Definitions and explanations:

Accounting profit:

The profit that a business entity calculates by deducting all the explicit costs incurred out of all the revenues earned is known as accounting profit. Accounting profit does not take into account any opportunity costs.

Economic profit:

The profit that a business entity calculates after deducting all the explicit as well as implicit costs incurred from all the revenues earned is known as economic profit. Economic profit takes into account the opportunity costs.


Accounting Profit = Revenue – all expenses (Explicit costs)

Economic Profit = Revenue – all expenses (Explicit costs) – opportunity costs (Implicit Costs)


For example, JB Motors Co., is a car manufacturing business. The company has an investment option to invest into the production for manufacturing of 10 cars of a new model of sports car. All the costs attached to this production venture will be:

Types of cost Cost ($)
Direct Labor $600,000
Direct Material $950,000
Production Overheads $700,000
Non-production Overheads $560,000

So, assuming sales price of each car is $300,000, the JB Motors Co. will generate a profit of:

Line Item Calculation Total
Revenue $300,000 ×10 $3,000,000
Total Direct Labor Cost ($600,000)  



Total Direct Material ($950,000)
Total Production Overheads ($700,000)
Total Non-production Overheads ($560,000)
Total cost ($2,810,000)
Total Profit $190,000

This profit of $190,000 would be referred as accounting profit. This is because it incorporates all the necessary costs that were required for the production of cars. All these costs would be called as explicit costs.

Now continuing with the same example, for instance the business had an alternative opportunity to invest all the costs incurred into a saving certificate to earn an interest income at a rate of 5%. In economic terms, this interest income would be termed as opportunity cost as JB Motors Co. could have earned this interest income and by opting to manufacture cars, the company is technically losing this income. This lost income is termed as implicit cost. So, the economic profit for the JB Motors Co. would be:

Economic Profit = Accounting Profit – Implicit Costs
Economic Profit = $190,000 – ($2,810,000 × 5%)
Economic Profit = $190,000 – ($2,810,000 × 0.05)
Economic Profit = $190,000 – ($140,500)
Economic Profit = $49,500

Difference between accounting profit and economic profit:

The main points of difference between accounting profit and economic profit are given below:

Basic Idea:

The basic idea for the difference between the economic profit and accounting profit is the consideration of opportunity costs in the profit calculation. The accounting profit method basically shows the net earnings of a business for a given period of time. This is calculated by deducting all the expenses a business has incurred from the overall turnover. This profit can also be called as net operating profit. The economic point of view of profit is that the profit which is earned by economic activities of a business do not show the true return of the business rather the opportunity cost or income compromised to earn the existing profit is also a loss for the business and so this lost income must also be made part of the profit calculation.

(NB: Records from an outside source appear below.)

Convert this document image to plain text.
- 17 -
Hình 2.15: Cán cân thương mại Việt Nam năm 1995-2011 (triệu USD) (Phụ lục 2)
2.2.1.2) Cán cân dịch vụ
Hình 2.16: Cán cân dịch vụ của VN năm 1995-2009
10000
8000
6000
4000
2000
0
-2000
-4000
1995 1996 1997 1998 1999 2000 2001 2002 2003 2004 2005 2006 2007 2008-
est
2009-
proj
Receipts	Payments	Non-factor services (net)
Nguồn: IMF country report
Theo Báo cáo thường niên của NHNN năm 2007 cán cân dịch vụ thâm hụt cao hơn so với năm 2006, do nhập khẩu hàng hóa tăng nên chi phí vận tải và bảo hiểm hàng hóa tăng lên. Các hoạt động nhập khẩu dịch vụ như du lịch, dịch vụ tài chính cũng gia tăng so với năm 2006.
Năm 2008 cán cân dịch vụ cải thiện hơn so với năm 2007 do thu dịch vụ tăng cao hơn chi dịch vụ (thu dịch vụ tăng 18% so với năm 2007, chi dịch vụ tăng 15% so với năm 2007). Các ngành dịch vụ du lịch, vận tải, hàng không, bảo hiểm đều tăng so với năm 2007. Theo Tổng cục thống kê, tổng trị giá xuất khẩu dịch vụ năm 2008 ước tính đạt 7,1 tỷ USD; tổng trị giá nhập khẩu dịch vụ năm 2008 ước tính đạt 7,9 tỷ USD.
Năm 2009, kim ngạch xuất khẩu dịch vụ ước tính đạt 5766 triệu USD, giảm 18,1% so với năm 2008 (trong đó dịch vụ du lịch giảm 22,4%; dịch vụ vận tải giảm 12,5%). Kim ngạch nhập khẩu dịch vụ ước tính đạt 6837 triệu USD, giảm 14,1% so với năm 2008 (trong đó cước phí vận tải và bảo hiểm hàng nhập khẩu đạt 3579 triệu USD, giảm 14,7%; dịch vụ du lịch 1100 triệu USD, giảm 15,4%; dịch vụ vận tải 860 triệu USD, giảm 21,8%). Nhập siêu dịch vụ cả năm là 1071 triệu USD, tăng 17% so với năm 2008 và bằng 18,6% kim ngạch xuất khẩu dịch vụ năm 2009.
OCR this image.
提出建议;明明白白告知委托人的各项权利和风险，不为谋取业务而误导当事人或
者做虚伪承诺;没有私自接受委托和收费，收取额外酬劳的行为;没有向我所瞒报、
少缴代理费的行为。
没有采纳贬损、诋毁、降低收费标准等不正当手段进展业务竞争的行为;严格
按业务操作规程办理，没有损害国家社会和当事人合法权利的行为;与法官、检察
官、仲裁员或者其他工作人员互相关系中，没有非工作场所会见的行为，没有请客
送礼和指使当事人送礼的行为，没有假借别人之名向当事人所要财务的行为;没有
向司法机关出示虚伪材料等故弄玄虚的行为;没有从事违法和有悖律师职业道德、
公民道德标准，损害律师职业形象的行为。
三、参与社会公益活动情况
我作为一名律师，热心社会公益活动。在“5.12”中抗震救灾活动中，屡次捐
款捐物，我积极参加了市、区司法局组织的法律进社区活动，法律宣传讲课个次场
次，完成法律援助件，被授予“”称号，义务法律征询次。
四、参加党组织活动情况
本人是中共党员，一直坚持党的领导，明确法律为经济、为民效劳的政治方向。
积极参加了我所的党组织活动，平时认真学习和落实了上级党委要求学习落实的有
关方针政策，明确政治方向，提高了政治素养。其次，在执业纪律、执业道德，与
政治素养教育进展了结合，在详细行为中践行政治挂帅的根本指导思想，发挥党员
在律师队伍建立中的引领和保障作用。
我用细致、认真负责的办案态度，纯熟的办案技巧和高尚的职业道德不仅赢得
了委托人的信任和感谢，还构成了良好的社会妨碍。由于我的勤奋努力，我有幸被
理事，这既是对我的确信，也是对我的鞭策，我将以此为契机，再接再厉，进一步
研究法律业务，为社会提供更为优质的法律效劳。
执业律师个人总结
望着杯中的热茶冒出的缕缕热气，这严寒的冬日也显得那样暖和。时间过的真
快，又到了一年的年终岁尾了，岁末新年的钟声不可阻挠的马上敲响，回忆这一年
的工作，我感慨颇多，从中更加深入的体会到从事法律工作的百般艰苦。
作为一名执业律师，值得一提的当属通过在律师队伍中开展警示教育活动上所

The profit figure obtained from accounting profit calculation shows the amount of earning a business has earned in a financial year or in a specific tenure of time. This figure is used to calculate the percentages of tax liability, percentage of retained earnings, dividend distribution etc. Economic profit figure is used to evaluate the efficiency of business operations and the effectiveness of resource allocation of a business.


The accounting profit is a more reliable figure than that of economic profit. This is because this figure is calculated based on real expenses that a business has incurred. Accounting profit also includes estimates like depreciation and revaluation etc. but these are usually reliable estimates. The economic profit is not a reliable figure. The reason being this figure includes an estimated cost which may not necessarily be fair estimate for the business. This is because every business has a limited amount of capital and cannot invest in all possible investment opportunities; therefore assessment for the best opportunity cost may become difficult.


Accounting profit is the real profit that a business has earned whereas economic profit is the level of profit a business is earning over and above the maximum profit it can earn by investing in any other business opportunity.

Accounting profit versus economic profit – tabular comparison

A tabular comparison of accounting profit and economic profit is given below:

Accounting Profit vs Economic Profit
Basic idea
Only the explicit costs are considered while calculating profit figure. Both explicit and implicit costs are considered while calculating profit figure.
Is used in normal practice of businesses to calculate different accounting figures. Is used to appraise the robustness of business investments.
It is a more reliable figure. It is a less reliable figure.
It is a real profit figure. Is calculated by deducting a  notional cost/charge from the real profit figure


Accounting profit is the figure which is normally used in businesses. This figure is calculated based on accruals and matching concepts. Economic profit calculation shows level of abnormal profit a business is earning as compared to other businesses or investment opportunities. So, if a business is earning an accounting profit but is making an economic loss it means that this business could have invested somewhere else and could have earned more profit than it is currently earning. If the economic profit is at a break-even point the business is said to earn a normal profit.